In a third example, this time online, the image accompanying a 2010 story about handywomen in Britain's Daily Mail shows only the mid-section of a model-thin woman wearing low-rise jeans, her black t-shirt above her midriff, toolbelt slung around her waist. Again, no sign of dirt or wear on her body or her clothes, yet she stands in that confident pose, hand on hip.
"I totally agree with Lesley in Cardiff and Emma in London," writes Anne from Gloucester, one of those who commented on the story. "It is just so disappointing in this day and age that no matter what women do for a living, a sexual image to titilate [sic.] men has to be attached to it. Surely ... someone out there can think outside the box and come up with something better than this insulting, sexist rubbish. I mean, really. How difficult is it." [sic.]

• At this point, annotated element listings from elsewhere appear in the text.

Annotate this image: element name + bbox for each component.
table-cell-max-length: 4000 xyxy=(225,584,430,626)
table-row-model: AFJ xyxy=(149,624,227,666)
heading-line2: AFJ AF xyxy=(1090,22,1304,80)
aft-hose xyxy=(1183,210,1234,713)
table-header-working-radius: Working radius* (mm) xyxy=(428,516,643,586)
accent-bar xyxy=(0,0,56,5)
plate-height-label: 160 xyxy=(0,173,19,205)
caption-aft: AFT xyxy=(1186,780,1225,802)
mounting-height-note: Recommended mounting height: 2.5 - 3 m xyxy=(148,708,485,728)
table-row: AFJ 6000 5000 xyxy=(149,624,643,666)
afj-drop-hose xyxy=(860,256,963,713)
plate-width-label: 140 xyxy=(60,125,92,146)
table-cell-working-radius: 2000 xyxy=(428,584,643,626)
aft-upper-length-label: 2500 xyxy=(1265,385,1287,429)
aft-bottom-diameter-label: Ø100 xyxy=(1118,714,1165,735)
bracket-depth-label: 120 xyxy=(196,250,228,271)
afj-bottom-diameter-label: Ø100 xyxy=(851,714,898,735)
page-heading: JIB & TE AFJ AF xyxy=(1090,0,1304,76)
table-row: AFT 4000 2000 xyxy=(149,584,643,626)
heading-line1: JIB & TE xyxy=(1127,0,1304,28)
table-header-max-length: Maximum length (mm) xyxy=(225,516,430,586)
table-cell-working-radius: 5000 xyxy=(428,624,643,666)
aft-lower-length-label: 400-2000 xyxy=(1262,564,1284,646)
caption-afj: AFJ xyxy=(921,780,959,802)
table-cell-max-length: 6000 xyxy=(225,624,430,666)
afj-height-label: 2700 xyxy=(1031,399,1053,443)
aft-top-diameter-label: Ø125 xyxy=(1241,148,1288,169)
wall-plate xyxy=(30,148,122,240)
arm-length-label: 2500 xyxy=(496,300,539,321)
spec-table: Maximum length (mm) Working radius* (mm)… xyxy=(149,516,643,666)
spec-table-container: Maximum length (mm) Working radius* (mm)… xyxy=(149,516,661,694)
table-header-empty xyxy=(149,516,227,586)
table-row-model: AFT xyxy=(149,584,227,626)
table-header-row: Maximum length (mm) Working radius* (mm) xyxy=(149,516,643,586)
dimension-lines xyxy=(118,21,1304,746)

To be sure, these ads, particularly the last two, are world-class examples of sexism. But that's not their only insult. Depicting tradeswomen on the job with immaculate clothes and perfect hair, lacking any sign of calloused skin or wrinkles, denies the very reality of work. Rather, it presents the idea of work as a kind of fashion accessory for these women, an occasion for dressing up. Sexy babes meet The Village People.
And how about that ageism? Where are the lifelong role models for girls who may be considering the trades or other manual work? As a tomboy in my 20s I paid scant attention to my looks, comfortably insulated by my youth from any negative judgment that might accrue from my lack of concern with norms of femininity. In my 30s, I began to realize that those carefree days were waning. Though I still felt unabashed wearing glue-spattered t-shirts and cut-off jeans in public, I was beginning to wonder how I would feel about dressing that way for work when I turned 40 ... or 50. I found the prospect of my older self dressed in work clothes shocking. I mean, it's fine to look the part of the young tradeswoman or artist, but once you grow up, you become something else: vaguely threatening. Not just because you appear sufficiently confident to flout conventional indicators of class and gender, but also because age implies experience, and thus competence. Perhaps even authority.
Perfectly manicured hands may symbolize status -- after all, you can't have them if you knead bread dough, scrub floors or sand wood. But they're not unlike stiletto-heeled shoes. To wear them, you have to be complicit in your own constraint.